JUN ESCARIO: The collection started with one of Karl Lagerfeld’s quotes about the white shirt and it evolved from there: “If you ask me what I’d most like to have invented in fashion, I’d say the white shirt. For me, the shirt is the basis of everything. Everything else comes after.” My piece is a silk dress shirt paired with men’s cotton wool straight-cut pants with a separate sculptural organdy top and chiffon side tail.
JAZ CEREZO: I had an obsession with bows and ruffles while developing this collection, and I can’t think of a better title than “Return to Innocence.” My piece is a black off-shoulder gown in crepe with ruffle details along the neckline and sleeves that give a bit of a vintage-couture vibe. The skirt is column cut with a thigh-high slit. I’m imagining this being worn by a woman with a very strong character attending a black-tie event.
DARYL MAAT: My collection is called “Euphoria.” “Disco Fever” is a song by VST & Co that influenced this collection. It’s an upbeat song comparing dancing to love. Like the collection, it’s fun, it has texture, a lot of metallics, sequins, vinyl and suede. The blue suit set is in blue/gold reversible sequins. I wanted this to be androgynous but kept it a little bit feminine with the bra-let. The cuts of the design were meant to be elongated, like the pants’ length, suit length and the lapel. The Daryl Maat woman isn’t afraid to dress up. She always stands out wherever she goes.
CHERRY VERIC: “Homage” is my tribute to that part of me as a designer: artistry and beauty. The prints are classical scenes of the religious and mythological, reminding one of the works of the Old Masters like Rubens. My piece is made of printed gazar. I want people to feel heaven on Earth, to want to put art at the heart of beauty. I want them to think that they can own a wearable piece of celestial art.
BESSIE BESANA: My fall/winter collection is entitled “Concrete Jungle” and it depicts how I perceive women will walk on the streets of New York this fall.

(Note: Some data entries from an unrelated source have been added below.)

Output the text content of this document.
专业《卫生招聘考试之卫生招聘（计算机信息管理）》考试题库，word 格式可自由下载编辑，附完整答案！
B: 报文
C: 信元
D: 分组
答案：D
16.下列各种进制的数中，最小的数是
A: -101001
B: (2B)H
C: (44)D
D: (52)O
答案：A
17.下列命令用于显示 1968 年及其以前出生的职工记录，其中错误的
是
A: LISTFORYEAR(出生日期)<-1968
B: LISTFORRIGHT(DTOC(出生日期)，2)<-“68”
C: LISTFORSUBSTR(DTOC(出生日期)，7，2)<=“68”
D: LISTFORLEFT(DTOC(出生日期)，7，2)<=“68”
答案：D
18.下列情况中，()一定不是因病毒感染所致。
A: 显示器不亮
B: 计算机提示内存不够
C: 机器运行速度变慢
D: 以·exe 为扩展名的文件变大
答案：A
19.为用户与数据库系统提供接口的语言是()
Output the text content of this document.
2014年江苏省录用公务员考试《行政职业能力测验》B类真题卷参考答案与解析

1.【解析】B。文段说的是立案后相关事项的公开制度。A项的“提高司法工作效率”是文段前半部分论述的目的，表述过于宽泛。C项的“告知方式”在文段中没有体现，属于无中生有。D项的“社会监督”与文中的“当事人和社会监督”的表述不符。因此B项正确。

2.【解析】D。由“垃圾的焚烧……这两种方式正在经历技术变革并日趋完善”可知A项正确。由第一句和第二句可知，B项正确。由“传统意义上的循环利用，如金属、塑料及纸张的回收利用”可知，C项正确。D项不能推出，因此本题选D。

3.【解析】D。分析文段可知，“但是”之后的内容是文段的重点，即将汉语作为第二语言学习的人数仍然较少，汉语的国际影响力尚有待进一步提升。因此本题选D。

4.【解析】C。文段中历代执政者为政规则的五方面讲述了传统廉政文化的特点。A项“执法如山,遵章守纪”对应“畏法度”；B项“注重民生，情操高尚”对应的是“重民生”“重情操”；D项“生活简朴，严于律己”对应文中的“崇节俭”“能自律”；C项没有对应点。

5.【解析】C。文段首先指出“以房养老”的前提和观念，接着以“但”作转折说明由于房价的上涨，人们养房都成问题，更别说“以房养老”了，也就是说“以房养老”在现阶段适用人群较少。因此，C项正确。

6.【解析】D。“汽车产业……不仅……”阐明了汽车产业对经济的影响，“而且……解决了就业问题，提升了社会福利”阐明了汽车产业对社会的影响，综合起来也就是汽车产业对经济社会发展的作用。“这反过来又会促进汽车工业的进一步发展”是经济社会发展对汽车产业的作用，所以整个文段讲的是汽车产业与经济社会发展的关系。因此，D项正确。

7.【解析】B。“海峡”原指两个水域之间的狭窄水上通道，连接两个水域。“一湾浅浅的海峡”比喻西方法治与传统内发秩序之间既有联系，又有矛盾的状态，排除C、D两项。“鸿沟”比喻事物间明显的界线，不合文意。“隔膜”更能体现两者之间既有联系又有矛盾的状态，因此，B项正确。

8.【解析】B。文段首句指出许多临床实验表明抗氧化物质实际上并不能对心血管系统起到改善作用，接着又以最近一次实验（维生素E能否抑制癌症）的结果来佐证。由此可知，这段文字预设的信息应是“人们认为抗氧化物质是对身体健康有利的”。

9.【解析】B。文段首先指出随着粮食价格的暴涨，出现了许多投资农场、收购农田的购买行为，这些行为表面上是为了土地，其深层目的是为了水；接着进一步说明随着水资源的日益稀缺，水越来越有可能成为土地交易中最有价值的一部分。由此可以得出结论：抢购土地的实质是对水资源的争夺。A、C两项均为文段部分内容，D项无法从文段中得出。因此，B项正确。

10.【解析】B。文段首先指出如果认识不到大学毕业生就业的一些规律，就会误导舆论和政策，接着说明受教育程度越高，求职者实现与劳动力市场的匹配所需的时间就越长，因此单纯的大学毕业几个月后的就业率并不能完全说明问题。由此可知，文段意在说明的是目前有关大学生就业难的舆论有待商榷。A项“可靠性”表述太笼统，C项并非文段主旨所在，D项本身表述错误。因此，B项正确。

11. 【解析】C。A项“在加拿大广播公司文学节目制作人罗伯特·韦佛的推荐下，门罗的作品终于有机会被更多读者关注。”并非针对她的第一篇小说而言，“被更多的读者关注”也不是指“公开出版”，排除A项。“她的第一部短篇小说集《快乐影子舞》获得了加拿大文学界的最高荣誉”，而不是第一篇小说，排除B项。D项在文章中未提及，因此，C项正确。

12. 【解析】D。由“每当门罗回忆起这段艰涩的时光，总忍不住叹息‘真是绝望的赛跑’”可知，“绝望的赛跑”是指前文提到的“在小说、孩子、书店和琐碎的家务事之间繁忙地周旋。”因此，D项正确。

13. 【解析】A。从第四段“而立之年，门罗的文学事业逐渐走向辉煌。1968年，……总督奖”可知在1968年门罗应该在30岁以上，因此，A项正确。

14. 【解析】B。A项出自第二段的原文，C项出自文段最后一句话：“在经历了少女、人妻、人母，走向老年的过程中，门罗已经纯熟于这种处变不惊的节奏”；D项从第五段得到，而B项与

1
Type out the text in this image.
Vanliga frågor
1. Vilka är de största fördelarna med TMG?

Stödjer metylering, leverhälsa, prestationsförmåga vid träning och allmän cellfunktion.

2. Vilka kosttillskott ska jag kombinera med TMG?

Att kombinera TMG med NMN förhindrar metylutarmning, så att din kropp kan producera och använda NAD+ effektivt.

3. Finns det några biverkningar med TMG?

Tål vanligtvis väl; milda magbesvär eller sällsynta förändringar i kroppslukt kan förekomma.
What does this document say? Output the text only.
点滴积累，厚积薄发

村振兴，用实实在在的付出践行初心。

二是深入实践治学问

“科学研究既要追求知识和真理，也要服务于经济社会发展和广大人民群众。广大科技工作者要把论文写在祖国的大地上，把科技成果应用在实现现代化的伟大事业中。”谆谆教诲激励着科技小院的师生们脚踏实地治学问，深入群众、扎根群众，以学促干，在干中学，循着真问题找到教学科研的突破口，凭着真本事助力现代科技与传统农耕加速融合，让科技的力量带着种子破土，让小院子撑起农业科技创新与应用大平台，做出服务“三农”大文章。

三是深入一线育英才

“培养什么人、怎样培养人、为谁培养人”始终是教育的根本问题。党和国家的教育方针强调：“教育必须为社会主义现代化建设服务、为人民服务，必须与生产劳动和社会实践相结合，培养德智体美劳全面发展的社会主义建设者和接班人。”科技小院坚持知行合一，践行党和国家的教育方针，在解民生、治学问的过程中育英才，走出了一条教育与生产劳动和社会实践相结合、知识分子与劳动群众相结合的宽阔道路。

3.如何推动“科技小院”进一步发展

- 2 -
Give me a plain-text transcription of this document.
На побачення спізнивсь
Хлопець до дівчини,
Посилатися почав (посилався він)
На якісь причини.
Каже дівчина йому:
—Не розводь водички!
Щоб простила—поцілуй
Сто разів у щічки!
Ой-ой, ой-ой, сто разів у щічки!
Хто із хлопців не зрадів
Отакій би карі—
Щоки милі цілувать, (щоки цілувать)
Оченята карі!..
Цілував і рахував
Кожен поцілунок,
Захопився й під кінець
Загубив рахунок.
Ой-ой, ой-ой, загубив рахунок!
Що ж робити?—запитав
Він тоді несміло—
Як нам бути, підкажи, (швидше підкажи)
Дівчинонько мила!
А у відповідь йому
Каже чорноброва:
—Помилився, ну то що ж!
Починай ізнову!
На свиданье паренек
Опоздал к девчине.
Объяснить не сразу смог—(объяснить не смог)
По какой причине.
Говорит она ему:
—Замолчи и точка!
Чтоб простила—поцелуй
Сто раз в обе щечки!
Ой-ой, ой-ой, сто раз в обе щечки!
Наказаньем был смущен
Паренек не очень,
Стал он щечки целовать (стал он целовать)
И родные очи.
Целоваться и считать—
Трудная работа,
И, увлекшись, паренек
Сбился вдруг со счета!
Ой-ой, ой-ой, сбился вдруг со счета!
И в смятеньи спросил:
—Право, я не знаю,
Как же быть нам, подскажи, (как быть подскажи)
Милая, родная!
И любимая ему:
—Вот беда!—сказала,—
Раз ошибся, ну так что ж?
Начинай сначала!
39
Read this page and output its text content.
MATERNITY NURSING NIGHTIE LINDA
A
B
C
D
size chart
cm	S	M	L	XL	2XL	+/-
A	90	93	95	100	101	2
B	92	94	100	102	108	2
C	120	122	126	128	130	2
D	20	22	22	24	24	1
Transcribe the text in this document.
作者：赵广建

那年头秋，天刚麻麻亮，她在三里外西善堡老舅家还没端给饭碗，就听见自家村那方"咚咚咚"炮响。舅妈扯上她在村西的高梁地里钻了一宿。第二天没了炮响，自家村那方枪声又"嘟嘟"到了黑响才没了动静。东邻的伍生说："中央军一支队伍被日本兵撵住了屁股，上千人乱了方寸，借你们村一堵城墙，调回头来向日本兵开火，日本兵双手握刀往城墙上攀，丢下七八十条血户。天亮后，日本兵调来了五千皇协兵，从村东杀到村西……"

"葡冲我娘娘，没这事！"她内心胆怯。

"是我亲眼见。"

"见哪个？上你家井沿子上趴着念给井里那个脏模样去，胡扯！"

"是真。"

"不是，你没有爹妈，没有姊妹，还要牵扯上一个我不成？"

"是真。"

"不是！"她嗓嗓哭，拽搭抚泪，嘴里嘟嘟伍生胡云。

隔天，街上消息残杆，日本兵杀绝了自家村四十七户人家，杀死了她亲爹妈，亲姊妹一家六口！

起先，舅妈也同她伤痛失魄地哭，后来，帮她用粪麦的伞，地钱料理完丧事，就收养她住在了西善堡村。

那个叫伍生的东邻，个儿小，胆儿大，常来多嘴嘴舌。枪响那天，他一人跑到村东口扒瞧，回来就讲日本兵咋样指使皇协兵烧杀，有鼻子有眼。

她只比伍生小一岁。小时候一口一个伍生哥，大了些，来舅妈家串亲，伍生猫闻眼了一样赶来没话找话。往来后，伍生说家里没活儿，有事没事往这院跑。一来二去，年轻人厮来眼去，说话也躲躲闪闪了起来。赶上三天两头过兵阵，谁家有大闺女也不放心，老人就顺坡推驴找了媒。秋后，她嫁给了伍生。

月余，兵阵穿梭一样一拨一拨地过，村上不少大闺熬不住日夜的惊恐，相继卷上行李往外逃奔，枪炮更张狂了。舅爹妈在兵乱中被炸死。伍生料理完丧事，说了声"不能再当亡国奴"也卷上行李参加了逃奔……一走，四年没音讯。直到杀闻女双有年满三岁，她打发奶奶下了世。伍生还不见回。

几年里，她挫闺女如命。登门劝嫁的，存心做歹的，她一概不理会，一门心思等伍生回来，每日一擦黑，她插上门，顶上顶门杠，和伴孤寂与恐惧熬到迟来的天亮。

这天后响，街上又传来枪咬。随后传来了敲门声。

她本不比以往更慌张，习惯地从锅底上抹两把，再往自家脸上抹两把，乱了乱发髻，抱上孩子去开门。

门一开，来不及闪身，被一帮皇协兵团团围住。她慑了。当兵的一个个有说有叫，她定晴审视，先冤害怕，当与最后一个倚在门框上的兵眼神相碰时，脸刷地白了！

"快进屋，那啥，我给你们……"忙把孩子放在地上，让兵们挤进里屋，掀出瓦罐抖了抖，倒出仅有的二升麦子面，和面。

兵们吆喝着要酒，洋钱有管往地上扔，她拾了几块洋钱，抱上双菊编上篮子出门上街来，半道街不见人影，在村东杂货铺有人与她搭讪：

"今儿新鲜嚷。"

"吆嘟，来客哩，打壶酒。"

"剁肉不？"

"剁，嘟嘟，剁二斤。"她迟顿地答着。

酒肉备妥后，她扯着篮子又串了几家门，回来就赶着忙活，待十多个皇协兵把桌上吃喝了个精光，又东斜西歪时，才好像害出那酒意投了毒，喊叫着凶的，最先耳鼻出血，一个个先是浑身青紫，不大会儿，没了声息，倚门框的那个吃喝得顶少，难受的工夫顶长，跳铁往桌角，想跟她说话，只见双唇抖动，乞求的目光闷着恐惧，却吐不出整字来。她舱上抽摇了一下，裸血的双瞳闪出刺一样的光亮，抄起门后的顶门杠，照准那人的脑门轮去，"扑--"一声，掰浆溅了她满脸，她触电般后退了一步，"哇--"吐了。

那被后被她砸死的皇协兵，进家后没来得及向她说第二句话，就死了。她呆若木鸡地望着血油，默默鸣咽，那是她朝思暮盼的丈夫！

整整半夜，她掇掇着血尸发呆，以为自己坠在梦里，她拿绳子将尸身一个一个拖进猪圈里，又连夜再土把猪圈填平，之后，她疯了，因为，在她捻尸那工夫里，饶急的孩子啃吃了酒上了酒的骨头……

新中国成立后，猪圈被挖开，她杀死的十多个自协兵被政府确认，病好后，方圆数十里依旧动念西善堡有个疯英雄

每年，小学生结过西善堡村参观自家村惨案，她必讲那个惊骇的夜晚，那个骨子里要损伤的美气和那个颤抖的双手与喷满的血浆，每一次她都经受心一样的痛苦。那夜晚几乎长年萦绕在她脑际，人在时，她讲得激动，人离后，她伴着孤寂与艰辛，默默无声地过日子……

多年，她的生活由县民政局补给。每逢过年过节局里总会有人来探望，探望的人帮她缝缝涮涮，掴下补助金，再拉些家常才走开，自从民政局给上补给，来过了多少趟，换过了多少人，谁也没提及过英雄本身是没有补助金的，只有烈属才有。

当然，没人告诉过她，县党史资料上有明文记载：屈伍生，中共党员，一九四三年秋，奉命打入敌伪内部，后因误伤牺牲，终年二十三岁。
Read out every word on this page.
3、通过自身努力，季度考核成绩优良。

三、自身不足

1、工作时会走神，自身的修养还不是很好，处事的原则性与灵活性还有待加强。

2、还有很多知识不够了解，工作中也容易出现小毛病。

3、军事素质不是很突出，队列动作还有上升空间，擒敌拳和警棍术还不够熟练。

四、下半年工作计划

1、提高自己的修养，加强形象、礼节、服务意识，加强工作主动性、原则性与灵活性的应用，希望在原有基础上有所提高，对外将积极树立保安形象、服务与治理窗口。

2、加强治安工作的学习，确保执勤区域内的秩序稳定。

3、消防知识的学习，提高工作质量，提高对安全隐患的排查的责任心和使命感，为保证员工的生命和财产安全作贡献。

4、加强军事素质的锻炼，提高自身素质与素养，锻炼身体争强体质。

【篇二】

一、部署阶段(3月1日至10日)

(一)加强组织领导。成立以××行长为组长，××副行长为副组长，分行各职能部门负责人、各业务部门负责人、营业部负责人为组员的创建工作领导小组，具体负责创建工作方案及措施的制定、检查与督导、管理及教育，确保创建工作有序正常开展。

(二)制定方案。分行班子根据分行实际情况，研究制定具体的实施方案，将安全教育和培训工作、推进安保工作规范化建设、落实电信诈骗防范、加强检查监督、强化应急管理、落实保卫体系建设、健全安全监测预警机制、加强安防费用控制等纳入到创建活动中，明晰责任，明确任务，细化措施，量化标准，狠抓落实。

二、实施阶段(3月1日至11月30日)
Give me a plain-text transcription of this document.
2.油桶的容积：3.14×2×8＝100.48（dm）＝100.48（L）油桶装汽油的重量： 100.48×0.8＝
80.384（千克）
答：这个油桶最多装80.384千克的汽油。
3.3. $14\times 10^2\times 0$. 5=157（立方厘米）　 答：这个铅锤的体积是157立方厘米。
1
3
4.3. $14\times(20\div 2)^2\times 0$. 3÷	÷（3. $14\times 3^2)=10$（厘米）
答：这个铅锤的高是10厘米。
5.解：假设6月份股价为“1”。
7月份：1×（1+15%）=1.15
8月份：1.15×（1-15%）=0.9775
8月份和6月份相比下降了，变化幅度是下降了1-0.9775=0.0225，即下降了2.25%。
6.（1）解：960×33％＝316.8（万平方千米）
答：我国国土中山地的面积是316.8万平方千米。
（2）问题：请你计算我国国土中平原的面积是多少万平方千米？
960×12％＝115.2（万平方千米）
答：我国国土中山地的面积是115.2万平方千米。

My piece as worn by Binibining Pilipinas Supranational 2018 Jehza Huelar is a fluid metallic silver with side details. This woman is going to a benefit dinner or a gala night of some sort. She is bold, strong and unapologetic with her style.
BAMBA LIMON. My woman is going to an opening of an exhibit at an art gallery. The title and inspiration of my collection is “Royale Tale”. My inaul piece is a long-sleeved tunic in a poppy color with metallic sheen. It’s considered as Bara-Bangsa, a Maguindanaoan term that translates to royalty, dignity and nobility.
AVEL X MATTEO: Says Avel Bacudio, “Matteo is someone who has always had good taste. When he brought up his idea [of collaborating on a jeans line] with me, I did not think twice. Yes, I am the designer, but he was very hands-on and passionate about this project. This collection we created makes designer jeans accessible to a broader market. I can’t wait for everyone to see what Matteo and I worked on.”
Sportsman-actor Matteo Guidicelli, meanwhile, says: “I told him I was really eager to design a denim line with him. From the start, he really understood my vision. That’s why we were able to come up with designs that are exactly how I wanted them to be—sexy yet wearable at the same time. I’m very happy with how the jeans turned out. They’re very me.”